Summary: When an Alien managed to destroy a group of Predators, including impregnating one with a little gut-busting baddy, the ‘head’ Predator on the hunt seeks revenge. They meet in a small town in the US, whose residents range from a do-good sheriff, an ex-con, his brother and the girl he likes, and a bunch of other people who die. Carnage ensues as the Predator hunts down the Alien, destroying humans who get in the way.

Thoughts: Boring. The original AVP, which was only PG-13, was much better than this one. With an R-rating, one would assume the extra gore would bring a new level to the story … but no. Disappointingly, no one makes any use of the alien-predator hybrid that is being hunted. When the Alien face-hugger implants the Predator, the damned thing that bursts from it’s chest cavity is a hybrid between both species. How cool of a creature could that be? Unfortunately no one seemed to realize this had potential and it was much to the films detriment. In a word: Utter disappointment.

The Astronaut Farmer
Starring: Billy Bob Thornton, Virginia Madsen; Directed by: Michael Polish
Rating: ** (two stars out of five)

Summary: Charles Farmer has a dream to be an astronaut. So he builds a rocket in his barn with the plan to orbit once around the earth then plummet back down into his backyard, all safely. His son has been working with him and training to man the command center as his father orbits. His family, though in debt and in foreclosure, endlessly support Farmer, stressful as it is. As does the town, at one point even buying advertising on the rocket itself (a la NASCAR). And then he tries to buy 10,000 gallons of fuel. In comes the FBI worried he’s building a WMD. In comes a regulatory board which does all it can to ground Farmer. But they can stop a Dream? (Dream is the name of the rocket).

Thoughts: Not as touching as it should have been, and the lack of any scientific explanations will likely turn of most people. Where he got his equipment, his physics and math skills, and, most importantly, the knowledge to build a rocket with it’s complicated engine, structural design, and ‘advanced’ electronics (‘advanced’ is something of an understatement as the technology in Dream itself harkens to the Gemini-era). The end is also choppy. So why give it two stars instead of one? It was original — what a fantastic idea! I was sold on it when I first saw a trailer, even though I knew it wouldn’t be quite as good as I wanted. In a word: Great idea that falls extremely short on execution.

Fracture
Starring: Ryan Gosling, Anthony Hopkins; Directed by: Gregory Hoblit
Rating: ** (two stars out of five)

Summary: Ted Crawford is an artist who has discovered his wife is cheating on him with a police officer. So he shoots her in the face and cleans up the murder scene. When the cops arrive, the man she was messing around with is the head detective; Crawford confesses to him. Enter Willy Beachum, a top-notch young lawyer for the prosecution. Can he play Crawford’s game? Or will someone get away with murder?

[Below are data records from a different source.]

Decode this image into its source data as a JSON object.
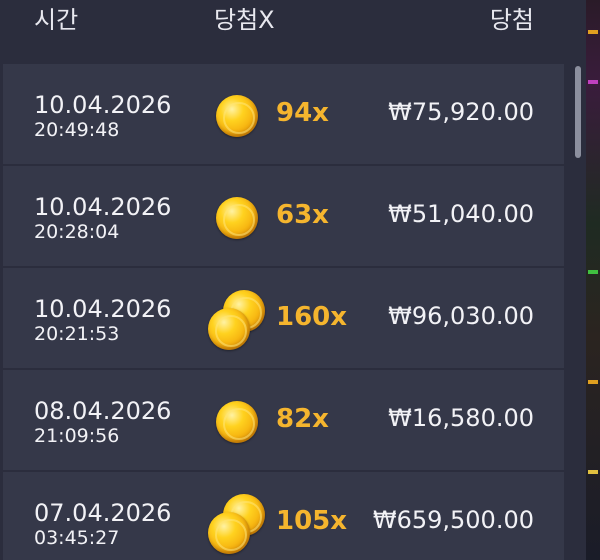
{
  "header": {
    "time_label": "시간",
    "multiplier_label": "당첨X",
    "win_label": "당첨"
  },
  "rows": [
    {
      "date": "10.04.2026",
      "time": "20:49:48",
      "multiplier": "94x",
      "amount": "₩75,920.00",
      "coins": "single"
    },
    {
      "date": "10.04.2026",
      "time": "20:28:04",
      "multiplier": "63x",
      "amount": "₩51,040.00",
      "coins": "single"
    },
    {
      "date": "10.04.2026",
      "time": "20:21:53",
      "multiplier": "160x",
      "amount": "₩96,030.00",
      "coins": "double"
    },
    {
      "date": "08.04.2026",
      "time": "21:09:56",
      "multiplier": "82x",
      "amount": "₩16,580.00",
      "coins": "single"
    },
    {
      "date": "07.04.2026",
      "time": "03:45:27",
      "multiplier": "105x",
      "amount": "₩659,500.00",
      "coins": "double"
    }
  ],
  "colors": {
    "background": "#2b2d3d",
    "row_background": "#353849",
    "multiplier": "#f5b52e",
    "text": "#f2f2f6"
  }
}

Thoughts: Just plain average. Both Gosling and Hopkins give good performances, but there isn’t much to any of the characters for these two great actors to truly build anything upon. The actual details of the case and the plan that Crawford has to get off are incredibly predictable. So, once again, why two stars instead of one? Because Gosling and Hopkins were good, and the direction actually wasn’t bad. It was the script that was lacking, not the overall film. In a word: Predictable yet somehow well made.